OFAC sanktioniert iranische Börse BitBank wegen IRGC-Bitcoin-Transfers

Häufig gestellte Fragen

Was bedeutet eine OFAC-Einstufung in der Praxis für eine US-Wirtschaftsprüfungsgesellschaft?

Sobald eine Einheit in die SDN-Liste aufgenommen wird, ist es US-Bürgern und -Unternehmen verboten, direkt oder indirekt Transaktionen mit dieser Einheit durchzuführen. Alle Vermögenswerte der eingestuften Partei, die in den Besitz des Unternehmens gelangen, müssen blockiert und dem OFAC gemeldet werden. Verstöße können zu zivilrechtlichen Geldstrafen führen, selbst wenn das Unternehmen keine Kenntnis vom Sanktionszusammenhang hatte. Echtzeit-Screening und dokumentierte Due Diligence sind daher die primären Verteidigungslinien.

Betrifft die Einstufung auch Unternehmen außerhalb der Vereinigten Staaten?

Nicht-US-Unternehmen unterliegen nicht derselben primären Sanktionspflicht, aber das Risiko sekundärer Sanktionen ist real. Jede nicht-US-Einheit, die eine bedeutende Transaktion mit einer eingestuften Partei ermöglicht, kann selbst US-Sanktionen unterworfen werden, was sie vom US-Finanzsystem abschneidet.
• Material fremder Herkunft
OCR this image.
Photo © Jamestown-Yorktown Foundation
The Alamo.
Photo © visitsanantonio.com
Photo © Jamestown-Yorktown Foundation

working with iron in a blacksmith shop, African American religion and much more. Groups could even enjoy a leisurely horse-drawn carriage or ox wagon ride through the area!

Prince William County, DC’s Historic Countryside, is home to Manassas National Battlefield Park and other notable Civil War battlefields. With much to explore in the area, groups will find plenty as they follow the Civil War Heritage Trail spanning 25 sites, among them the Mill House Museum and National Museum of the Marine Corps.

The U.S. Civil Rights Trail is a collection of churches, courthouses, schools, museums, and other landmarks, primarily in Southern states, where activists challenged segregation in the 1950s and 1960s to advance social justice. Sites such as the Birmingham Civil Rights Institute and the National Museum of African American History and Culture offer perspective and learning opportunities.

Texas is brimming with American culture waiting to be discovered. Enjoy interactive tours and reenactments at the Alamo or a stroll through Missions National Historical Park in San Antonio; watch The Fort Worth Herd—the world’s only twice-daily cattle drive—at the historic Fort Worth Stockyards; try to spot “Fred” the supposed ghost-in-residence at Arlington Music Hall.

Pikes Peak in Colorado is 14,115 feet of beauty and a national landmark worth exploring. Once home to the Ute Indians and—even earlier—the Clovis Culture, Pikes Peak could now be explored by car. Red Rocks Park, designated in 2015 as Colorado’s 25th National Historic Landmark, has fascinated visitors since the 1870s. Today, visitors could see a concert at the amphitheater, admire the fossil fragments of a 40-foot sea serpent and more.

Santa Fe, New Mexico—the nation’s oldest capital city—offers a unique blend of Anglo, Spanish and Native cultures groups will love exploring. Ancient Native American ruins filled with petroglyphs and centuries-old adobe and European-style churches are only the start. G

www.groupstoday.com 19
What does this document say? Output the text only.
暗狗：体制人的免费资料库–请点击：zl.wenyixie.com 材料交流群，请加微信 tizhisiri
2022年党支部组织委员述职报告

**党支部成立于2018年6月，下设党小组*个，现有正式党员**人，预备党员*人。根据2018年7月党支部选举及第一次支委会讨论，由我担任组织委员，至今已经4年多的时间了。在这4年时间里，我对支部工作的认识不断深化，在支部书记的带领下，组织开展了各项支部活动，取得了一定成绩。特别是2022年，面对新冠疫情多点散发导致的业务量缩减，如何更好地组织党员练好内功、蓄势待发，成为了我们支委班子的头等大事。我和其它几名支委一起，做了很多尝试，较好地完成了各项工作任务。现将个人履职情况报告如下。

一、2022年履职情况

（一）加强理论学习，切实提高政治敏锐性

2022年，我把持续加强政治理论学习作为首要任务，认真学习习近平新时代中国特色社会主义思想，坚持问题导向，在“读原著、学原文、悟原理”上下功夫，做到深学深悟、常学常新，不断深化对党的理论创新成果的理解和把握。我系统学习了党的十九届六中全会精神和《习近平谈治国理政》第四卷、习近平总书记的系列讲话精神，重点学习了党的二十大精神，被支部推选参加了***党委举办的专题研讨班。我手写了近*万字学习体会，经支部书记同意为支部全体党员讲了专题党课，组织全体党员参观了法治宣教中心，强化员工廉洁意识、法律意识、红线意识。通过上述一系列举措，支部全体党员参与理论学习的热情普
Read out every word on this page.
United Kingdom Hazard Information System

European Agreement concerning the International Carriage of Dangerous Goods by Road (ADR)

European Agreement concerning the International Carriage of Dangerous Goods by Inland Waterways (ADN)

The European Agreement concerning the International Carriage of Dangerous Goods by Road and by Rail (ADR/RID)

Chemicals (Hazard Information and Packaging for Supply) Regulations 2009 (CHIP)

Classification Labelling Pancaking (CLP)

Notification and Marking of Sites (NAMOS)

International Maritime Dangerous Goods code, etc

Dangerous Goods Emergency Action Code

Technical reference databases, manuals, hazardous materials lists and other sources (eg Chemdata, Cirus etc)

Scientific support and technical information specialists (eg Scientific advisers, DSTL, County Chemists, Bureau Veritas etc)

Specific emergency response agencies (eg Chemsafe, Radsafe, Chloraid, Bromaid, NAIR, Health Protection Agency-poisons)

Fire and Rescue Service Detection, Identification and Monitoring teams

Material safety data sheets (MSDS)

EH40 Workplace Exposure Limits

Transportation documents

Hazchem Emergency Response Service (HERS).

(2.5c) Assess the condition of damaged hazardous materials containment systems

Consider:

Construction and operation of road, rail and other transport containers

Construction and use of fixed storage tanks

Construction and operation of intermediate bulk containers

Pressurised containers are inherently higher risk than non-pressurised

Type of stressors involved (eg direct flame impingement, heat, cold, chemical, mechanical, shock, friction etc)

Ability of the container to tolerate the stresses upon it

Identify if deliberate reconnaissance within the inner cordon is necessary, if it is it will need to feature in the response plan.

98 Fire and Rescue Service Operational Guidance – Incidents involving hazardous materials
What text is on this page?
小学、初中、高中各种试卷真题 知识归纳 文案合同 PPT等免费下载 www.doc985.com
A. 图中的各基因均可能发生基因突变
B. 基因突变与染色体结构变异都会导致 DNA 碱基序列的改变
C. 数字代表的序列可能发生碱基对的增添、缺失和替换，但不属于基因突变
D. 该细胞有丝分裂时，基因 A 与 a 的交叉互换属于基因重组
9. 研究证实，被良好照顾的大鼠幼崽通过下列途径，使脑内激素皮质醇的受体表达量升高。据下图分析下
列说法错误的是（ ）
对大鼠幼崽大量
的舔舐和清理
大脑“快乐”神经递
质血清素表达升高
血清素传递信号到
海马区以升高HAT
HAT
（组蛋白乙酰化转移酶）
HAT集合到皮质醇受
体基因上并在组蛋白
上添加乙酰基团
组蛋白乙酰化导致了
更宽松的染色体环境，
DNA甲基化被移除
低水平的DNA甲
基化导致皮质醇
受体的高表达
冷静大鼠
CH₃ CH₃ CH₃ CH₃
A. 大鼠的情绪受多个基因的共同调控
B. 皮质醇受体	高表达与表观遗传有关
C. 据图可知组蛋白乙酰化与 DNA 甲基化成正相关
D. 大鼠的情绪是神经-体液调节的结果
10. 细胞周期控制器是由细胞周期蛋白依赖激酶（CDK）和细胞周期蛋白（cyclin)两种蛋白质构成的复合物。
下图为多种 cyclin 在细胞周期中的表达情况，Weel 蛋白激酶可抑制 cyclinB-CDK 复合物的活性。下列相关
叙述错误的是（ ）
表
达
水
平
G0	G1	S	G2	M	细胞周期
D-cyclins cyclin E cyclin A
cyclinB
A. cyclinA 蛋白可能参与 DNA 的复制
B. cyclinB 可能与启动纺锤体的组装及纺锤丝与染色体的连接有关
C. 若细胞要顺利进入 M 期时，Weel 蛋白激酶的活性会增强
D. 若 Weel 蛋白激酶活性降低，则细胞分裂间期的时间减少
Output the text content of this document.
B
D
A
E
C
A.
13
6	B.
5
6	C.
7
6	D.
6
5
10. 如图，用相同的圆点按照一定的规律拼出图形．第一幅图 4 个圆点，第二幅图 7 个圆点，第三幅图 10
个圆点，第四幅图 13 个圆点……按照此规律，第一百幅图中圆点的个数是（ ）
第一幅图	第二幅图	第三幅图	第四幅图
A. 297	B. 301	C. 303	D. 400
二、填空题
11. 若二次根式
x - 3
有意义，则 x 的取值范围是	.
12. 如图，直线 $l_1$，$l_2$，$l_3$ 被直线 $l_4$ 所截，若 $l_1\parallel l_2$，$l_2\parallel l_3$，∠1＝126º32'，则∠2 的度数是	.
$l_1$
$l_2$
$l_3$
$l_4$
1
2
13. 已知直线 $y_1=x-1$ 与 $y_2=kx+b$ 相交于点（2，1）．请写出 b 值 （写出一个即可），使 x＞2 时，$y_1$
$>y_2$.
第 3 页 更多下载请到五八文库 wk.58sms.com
Globale Unternehmen mit US-Dollar-Abwicklungsexponierung oder US-Gegenparteien sollten OFAC-Einstufungen als operativ relevant betrachten, unabhängig von ihrem Sitz.

Warum hat das OFAC einen Softwareentwickler zusammen mit der Börse eingestuft?

Die Einstufung von Pishtaz Simorgh erstreckt die Blockierungspflicht auf die technische Infrastruktur, die den Betrieb von BitBank ermöglicht. Sie signalisiert auch, dass das OFAC Technologieanbieter als Teilnehmer an Sanktionsumgehungen und nicht als neutrale Dritte betrachtet. Unternehmen, die Software, APIs oder Datendienste für Krypto-Plattformen bereitstellen, sollten ihre Kundenlisten im Rahmen des routinemäßigen Vendor-Managements gegen die SDN-Datenbank abgleichen.

Wie sollten Unternehmen ihre Krypto-Buchhaltungssoftware-Kontrollen nach dieser Maßnahme aktualisieren?

Unternehmen sollten überprüfen, ob ihr Anbieter von Software für die Bilanzierung digitaler Vermögenswerte die neuen SDN-Einträge aufgenommen hat, einschließlich aller zugehörigen, vom OFAC veröffentlichten Wallet-Adressen. Wo die Software die Kennzeichnung von Gegenparteien unterstützt, sollten BitBank und verbundene Einheiten als verboten markiert werden. Unternehmen sollten außerdem eine retrospektive Prüfung historischer Transaktionsdaten durchführen, um frühere Interaktionen zu identifizieren und die Überprüfung in ihren AML-Unterlagen zu dokumentieren.

Was ist die Operation Economic Outcast und wann begann sie?

Die Operation Economic Outcast ist eine Kampagne des US-Finanzministeriums, die auf Einheiten abzielt, die Iran dabei helfen, Sanktionen über digitale Vermögenswerte und andere Finanzkanäle zu umgehen. Sie wurde am 24. August 2026 offiziell gestartet und baut auf der früheren Kampagne Economic Fury auf, die im Juni 2026 iranische Krypto-Börsen wie Nobitex ins Visier nahm. Die BitBank-Einstufungen vom 17. September 2026 sind die jüngste Durchsetzungswelle unter dieser Operation.